Siamo negli Anni ’70 (lo si intuisce vagamente dai vestiti dei protagonisti), nel pieno degli anni di piombo (lo si capisce solo all’inizio del secondo atto). Fosco, 40enne titolare di uno sfasciacarrozze della periferia di Roma (reso palese dall’accento dei personaggi), con precedenti penali alle spalle, corre dietro la bella vita e le donne, per evadere da una realtà fatta da un fratello ritardato strappato dal manicomio (Manlio) ed una moglie troppo oppressiva a cui dare i resti. Lo sfascio diviene allora il polo aggregante di una piccola umanità di periferia, in bilico tra l’arte dell’arrangiarsi e la piccola delinquenza. L’aiuto proviene dalle numerose conoscenze di Fosco e dall’attesa dell’occasione buona. E l’occasione si presenta quando Ugo, un poliziotto vittima di una perdita al gioco, obbliga Fosco a rendersi suo complice in una rapina in gioielleria, con l’infame Diecilire a fare da palo nonché autista. La rapina si conclude al meglio, ma i ‘veri’ problemi iniziano subito dopo…
Questa è la storia de “Lo sfascio” di Gianni Clementi che vede Nicolas Vaporidis, (noto per i trascorsi nel cinema giovanilistico da “Notte prima degli esami” e similiari), nei panni di Diecilire, Alessio di Clemente in quelli di Fosco, Augusto Fornari veste i panni del ritardato Manlio e lo Scrocchiazeppi di “Romanzo Criminale Il Serial” Riccardo De Filippis nel ruolo del poliziotto Ugo. Chiude il cast Jennifer Mischiati, come moglie di Fosco ed in altre due apparizioni a sorpresa.”Lo sfascio” tende a trasporre sul palcoscenico trame, atmosfere, personaggi e situazioni alla “Romanzo Criminale”. E qui risiede tutto il coraggio e al contempo l’inadeguatezza dello spettacolo. La trama procede per situazioni che si susseguono l’una sull’altra in maniera incostante, con un ritmo troppo al di sotto di un livello di guardia accettabile; gli anni Settanta e il clima cupo del terrorismo dilagante per le strade di Roma (nello specifico) mancano completamente per tutta la prima ora di spettacolo, per irrompere in maniera artefatta e fastidiosamente invadente all’inizio della seconda attraverso un’invenzione (?) drammaturgica abbastanza elementare; i personaggi poi sono ombre “criminali”, caratterizzati da un singolo elemento reiterato, riproposto senza soluzione di continuità, fino allo sfinimento.
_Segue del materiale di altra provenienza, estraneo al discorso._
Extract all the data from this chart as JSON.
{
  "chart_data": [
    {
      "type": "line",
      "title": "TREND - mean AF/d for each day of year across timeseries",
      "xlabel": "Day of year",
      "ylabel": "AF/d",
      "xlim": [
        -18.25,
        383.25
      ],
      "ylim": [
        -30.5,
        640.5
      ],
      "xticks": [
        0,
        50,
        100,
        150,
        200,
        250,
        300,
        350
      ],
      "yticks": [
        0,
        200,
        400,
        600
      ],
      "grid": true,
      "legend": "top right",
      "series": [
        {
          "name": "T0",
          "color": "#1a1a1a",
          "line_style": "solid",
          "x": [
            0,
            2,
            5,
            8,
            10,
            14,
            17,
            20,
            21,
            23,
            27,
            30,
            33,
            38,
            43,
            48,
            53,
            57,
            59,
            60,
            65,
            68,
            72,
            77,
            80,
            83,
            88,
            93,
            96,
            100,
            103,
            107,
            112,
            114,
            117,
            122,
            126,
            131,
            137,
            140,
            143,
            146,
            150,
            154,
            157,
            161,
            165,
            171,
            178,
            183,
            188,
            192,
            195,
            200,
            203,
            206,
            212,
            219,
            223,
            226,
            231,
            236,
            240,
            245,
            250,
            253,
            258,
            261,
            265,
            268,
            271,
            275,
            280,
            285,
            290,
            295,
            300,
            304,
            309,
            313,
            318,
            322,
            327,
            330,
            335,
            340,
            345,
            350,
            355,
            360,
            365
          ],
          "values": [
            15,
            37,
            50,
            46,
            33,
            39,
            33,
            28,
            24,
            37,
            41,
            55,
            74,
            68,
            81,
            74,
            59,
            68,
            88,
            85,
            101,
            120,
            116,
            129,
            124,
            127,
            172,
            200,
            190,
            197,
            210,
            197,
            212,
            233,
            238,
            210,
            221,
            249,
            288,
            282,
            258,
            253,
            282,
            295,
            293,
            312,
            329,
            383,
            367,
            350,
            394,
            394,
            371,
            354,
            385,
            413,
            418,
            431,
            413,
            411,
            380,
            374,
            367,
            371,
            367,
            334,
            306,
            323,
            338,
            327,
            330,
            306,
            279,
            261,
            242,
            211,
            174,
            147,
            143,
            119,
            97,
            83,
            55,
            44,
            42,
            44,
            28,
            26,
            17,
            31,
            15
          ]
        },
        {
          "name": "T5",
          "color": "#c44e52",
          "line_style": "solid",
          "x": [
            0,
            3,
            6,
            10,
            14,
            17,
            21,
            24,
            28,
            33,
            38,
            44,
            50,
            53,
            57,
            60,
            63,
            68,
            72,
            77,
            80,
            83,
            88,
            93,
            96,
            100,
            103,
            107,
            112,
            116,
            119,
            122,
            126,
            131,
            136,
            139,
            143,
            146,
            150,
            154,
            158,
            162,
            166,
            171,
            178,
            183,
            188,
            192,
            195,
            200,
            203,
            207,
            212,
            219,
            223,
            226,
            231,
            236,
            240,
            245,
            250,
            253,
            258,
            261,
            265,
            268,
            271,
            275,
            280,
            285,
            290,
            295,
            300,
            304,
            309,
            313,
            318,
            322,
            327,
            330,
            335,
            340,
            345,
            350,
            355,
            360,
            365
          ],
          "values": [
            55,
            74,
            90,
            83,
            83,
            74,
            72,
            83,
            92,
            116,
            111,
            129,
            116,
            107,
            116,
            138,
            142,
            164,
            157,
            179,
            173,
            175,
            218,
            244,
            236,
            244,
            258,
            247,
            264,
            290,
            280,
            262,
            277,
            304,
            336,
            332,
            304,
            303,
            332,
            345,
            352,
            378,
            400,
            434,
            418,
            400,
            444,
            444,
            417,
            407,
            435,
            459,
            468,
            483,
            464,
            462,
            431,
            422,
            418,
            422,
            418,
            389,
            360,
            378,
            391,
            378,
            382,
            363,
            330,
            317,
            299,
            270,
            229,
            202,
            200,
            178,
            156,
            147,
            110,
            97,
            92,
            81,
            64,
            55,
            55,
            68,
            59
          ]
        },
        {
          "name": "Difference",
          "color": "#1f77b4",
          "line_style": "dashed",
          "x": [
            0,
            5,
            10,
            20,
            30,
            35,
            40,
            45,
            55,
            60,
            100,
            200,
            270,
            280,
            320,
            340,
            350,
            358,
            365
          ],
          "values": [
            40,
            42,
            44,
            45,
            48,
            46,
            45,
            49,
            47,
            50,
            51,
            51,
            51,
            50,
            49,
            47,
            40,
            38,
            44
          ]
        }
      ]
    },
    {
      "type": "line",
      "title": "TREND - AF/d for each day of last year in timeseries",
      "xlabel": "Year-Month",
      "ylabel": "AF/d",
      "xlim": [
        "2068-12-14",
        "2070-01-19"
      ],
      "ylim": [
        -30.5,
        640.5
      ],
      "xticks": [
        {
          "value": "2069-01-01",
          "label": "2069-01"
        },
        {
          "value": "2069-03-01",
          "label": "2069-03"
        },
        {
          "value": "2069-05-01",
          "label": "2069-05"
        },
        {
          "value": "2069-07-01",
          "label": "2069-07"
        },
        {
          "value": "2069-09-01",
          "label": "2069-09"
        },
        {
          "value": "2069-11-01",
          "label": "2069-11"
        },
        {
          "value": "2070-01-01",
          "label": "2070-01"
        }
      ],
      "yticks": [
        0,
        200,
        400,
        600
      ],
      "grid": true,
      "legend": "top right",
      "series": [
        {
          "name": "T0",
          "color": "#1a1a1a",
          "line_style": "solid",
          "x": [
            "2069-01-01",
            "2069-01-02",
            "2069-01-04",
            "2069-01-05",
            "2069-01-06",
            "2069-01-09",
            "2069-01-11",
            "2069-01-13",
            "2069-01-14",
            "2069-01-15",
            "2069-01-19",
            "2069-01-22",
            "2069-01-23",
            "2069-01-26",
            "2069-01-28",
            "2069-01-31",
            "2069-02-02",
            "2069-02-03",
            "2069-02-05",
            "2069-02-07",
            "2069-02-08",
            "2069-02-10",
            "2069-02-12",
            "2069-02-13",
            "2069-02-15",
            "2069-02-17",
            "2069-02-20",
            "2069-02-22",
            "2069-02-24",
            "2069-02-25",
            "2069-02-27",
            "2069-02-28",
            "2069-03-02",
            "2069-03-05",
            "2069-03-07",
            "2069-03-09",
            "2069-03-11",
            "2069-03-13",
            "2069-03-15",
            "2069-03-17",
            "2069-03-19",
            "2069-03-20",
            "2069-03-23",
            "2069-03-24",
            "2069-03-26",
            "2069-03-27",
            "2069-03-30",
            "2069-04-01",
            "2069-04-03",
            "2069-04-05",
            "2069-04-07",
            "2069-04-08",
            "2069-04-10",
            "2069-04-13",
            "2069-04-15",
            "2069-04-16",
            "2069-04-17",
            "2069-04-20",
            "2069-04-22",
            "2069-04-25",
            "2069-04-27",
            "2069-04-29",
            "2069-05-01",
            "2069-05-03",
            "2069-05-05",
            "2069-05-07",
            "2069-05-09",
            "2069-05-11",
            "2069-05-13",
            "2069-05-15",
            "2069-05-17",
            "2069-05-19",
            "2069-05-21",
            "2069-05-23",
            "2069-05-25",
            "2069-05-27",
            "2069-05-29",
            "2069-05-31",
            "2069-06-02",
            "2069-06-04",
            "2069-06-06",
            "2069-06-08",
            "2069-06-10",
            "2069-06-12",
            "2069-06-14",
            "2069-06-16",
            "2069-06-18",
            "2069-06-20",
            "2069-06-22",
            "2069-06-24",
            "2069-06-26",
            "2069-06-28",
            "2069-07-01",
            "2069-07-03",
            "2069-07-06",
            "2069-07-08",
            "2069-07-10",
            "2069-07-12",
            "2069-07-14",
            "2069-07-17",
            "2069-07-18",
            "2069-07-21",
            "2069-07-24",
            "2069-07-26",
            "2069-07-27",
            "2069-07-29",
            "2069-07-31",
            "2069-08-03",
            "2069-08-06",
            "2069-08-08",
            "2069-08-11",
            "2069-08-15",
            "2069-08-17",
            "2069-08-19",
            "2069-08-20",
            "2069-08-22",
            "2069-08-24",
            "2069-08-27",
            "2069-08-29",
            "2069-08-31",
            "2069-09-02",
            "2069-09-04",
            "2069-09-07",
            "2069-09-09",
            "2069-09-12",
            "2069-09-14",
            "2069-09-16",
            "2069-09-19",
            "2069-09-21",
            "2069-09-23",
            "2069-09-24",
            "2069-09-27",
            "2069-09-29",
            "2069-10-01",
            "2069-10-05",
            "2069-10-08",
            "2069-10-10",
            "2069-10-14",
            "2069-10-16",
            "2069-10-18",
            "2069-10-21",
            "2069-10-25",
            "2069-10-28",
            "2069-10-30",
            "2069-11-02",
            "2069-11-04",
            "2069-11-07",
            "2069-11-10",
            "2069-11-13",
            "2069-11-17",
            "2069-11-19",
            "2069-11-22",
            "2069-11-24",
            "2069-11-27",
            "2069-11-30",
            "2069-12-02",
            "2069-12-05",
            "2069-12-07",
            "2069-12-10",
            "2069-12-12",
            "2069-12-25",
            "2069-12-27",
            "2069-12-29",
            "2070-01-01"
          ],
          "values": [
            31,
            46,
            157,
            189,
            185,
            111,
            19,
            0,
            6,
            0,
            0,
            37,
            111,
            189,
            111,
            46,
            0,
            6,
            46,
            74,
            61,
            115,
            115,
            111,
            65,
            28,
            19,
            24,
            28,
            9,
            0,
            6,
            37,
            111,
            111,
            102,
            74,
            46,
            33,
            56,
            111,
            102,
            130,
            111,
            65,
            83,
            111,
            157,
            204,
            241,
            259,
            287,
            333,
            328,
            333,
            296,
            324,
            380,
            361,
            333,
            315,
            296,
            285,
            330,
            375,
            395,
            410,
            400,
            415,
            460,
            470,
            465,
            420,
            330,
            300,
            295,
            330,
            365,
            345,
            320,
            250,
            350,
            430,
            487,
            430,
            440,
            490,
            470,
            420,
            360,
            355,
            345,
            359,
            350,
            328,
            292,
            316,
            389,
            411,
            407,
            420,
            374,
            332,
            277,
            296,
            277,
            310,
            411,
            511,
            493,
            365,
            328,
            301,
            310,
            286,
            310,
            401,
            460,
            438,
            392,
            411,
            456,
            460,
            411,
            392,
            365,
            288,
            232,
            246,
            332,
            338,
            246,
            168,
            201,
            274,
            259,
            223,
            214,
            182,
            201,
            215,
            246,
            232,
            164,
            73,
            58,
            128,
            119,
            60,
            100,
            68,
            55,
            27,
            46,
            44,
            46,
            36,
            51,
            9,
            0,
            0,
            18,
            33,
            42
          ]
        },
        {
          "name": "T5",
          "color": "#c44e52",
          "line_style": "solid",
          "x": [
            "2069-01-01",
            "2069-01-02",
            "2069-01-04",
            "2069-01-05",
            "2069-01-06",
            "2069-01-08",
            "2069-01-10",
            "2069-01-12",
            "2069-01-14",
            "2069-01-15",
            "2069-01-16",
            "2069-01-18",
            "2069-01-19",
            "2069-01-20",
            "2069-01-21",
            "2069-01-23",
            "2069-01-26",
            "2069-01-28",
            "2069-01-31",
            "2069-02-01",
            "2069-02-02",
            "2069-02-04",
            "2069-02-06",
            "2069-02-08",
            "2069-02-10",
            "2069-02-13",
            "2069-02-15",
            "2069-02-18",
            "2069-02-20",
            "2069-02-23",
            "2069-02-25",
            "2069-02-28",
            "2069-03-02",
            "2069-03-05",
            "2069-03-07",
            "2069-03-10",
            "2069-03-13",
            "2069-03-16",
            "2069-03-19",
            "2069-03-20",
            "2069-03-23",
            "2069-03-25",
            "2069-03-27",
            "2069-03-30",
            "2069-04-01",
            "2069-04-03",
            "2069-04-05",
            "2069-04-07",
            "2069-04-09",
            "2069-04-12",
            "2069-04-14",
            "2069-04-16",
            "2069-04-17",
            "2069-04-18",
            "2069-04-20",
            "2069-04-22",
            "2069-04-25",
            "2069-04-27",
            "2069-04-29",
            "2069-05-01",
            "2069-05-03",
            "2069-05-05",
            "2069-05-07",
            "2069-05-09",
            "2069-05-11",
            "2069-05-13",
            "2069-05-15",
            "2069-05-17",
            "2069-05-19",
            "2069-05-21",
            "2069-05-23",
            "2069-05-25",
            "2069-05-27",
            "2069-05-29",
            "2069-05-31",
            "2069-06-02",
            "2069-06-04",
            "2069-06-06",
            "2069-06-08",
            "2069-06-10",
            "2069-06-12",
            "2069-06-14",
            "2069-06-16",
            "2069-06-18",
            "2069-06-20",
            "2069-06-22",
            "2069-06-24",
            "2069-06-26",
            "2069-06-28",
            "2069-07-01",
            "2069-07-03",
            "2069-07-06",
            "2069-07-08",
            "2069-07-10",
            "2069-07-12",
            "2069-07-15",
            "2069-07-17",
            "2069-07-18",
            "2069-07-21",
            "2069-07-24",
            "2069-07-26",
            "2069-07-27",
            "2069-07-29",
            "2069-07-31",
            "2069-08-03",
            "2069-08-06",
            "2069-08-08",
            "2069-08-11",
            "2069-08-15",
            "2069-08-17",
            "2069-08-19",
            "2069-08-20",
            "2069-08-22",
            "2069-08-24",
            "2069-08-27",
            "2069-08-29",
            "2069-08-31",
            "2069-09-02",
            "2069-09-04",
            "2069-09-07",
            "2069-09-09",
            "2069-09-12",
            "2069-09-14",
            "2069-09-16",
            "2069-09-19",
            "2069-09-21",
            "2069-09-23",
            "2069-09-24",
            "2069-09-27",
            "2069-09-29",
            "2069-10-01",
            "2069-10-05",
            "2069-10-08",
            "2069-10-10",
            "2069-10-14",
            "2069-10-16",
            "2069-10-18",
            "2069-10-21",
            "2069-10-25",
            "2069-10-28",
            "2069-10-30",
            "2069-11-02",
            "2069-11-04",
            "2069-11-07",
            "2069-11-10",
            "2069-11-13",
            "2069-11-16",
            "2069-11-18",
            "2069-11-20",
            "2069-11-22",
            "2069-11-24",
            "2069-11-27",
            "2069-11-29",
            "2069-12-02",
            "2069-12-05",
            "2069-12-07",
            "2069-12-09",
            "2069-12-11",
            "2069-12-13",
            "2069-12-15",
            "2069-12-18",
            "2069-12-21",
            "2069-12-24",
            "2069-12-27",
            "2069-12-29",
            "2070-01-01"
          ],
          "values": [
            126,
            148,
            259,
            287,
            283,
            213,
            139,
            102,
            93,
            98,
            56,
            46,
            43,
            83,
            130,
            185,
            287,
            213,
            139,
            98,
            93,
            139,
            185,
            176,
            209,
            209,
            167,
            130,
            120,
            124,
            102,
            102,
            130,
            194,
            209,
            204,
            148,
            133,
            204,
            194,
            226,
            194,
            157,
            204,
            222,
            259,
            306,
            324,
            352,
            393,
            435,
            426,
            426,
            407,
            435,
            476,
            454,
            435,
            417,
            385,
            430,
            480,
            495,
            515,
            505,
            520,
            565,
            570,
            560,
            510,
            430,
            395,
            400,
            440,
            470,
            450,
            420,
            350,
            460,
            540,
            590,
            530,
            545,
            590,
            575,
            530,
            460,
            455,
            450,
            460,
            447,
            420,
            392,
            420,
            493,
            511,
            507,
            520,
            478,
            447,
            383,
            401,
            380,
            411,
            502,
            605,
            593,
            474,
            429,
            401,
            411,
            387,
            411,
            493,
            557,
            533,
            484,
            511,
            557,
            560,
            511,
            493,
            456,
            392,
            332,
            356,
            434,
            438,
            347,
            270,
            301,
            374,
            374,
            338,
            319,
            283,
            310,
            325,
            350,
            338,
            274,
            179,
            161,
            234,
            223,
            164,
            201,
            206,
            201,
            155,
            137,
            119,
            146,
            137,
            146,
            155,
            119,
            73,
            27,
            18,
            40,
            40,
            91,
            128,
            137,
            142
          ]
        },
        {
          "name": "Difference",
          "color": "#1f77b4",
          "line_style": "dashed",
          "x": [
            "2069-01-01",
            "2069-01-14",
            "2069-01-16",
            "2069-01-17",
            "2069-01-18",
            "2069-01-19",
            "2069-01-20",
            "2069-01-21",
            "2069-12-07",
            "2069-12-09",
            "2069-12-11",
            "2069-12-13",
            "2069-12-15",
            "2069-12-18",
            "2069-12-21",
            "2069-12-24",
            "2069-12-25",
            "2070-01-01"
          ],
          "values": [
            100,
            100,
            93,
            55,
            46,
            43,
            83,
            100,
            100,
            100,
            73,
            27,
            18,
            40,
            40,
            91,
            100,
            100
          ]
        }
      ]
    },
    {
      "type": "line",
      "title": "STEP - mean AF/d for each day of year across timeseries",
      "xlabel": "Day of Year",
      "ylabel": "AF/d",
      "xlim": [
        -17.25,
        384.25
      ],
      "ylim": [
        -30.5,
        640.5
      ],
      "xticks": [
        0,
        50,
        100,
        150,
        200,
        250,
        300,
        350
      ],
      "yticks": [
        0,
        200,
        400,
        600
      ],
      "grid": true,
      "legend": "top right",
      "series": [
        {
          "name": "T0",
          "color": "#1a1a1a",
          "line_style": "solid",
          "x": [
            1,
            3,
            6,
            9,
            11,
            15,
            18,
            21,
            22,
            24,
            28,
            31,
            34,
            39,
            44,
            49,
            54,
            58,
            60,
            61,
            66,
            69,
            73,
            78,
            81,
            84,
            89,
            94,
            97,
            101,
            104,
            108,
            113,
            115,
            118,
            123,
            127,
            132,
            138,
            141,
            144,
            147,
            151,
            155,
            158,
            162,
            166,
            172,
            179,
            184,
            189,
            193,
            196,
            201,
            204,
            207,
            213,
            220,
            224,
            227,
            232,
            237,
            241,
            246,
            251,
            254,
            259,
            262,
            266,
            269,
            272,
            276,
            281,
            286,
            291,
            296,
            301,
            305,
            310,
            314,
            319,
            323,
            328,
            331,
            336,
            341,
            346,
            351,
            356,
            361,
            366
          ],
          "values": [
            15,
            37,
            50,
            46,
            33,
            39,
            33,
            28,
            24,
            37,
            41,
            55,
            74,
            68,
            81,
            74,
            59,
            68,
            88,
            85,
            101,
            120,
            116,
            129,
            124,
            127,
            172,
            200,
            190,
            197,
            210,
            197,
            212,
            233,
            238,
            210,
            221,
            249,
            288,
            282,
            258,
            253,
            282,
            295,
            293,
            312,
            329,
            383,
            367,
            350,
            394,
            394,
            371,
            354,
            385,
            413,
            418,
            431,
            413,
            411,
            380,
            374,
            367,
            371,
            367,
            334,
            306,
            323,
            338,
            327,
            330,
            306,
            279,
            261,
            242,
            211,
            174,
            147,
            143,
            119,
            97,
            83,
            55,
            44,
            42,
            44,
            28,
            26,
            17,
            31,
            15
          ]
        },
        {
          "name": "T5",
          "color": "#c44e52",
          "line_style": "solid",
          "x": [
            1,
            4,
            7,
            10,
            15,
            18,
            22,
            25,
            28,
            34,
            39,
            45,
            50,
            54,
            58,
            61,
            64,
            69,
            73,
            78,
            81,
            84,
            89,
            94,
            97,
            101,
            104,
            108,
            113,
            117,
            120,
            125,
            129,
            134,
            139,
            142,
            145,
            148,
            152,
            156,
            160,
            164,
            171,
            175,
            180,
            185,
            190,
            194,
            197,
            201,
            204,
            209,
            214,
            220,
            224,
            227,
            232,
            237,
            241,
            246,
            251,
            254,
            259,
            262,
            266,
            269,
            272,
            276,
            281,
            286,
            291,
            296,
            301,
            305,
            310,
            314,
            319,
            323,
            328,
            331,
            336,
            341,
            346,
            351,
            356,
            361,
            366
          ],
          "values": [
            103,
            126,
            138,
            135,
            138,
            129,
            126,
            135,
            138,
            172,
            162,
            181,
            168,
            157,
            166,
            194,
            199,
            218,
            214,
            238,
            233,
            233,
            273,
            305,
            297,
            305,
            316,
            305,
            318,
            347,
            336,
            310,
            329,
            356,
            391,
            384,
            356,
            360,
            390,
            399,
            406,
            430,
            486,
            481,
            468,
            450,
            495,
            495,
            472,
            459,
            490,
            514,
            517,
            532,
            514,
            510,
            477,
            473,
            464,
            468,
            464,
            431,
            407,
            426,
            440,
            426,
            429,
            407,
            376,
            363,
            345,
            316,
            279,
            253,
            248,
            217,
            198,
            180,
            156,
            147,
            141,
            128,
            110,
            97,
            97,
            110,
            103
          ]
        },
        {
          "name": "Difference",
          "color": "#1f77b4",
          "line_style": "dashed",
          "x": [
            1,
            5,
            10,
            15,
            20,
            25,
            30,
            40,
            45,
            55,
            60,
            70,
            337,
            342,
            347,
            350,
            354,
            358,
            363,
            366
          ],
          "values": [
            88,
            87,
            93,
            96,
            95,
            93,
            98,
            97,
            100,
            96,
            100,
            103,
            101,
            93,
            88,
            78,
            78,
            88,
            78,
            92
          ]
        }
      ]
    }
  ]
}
A farne maggiormente le spese sono il Manlio di Fornari e Vaporidis capace di una sola espressione riproposta in più e diverse occasioni.
Va bene che Gianni Clementi non è Giancarlo De Cataldo, ma la scrittura dello spettacolo – quindi la base di tutto l’impianto drammaturgico -, risulta debole, inconsistente, priva di qualsiasi pathos, climax emotivo e/o drammaturgico; manca il supporto registico, dello stesso Clementi e di Saverio Di Biagio, che giustappone una situazione dopo l’altra, costruendo un pericoloso domino in cui l’inadeguatezza di una tessera si ripercuote sulla successiva e su quella dopo. E così via, così via, così via…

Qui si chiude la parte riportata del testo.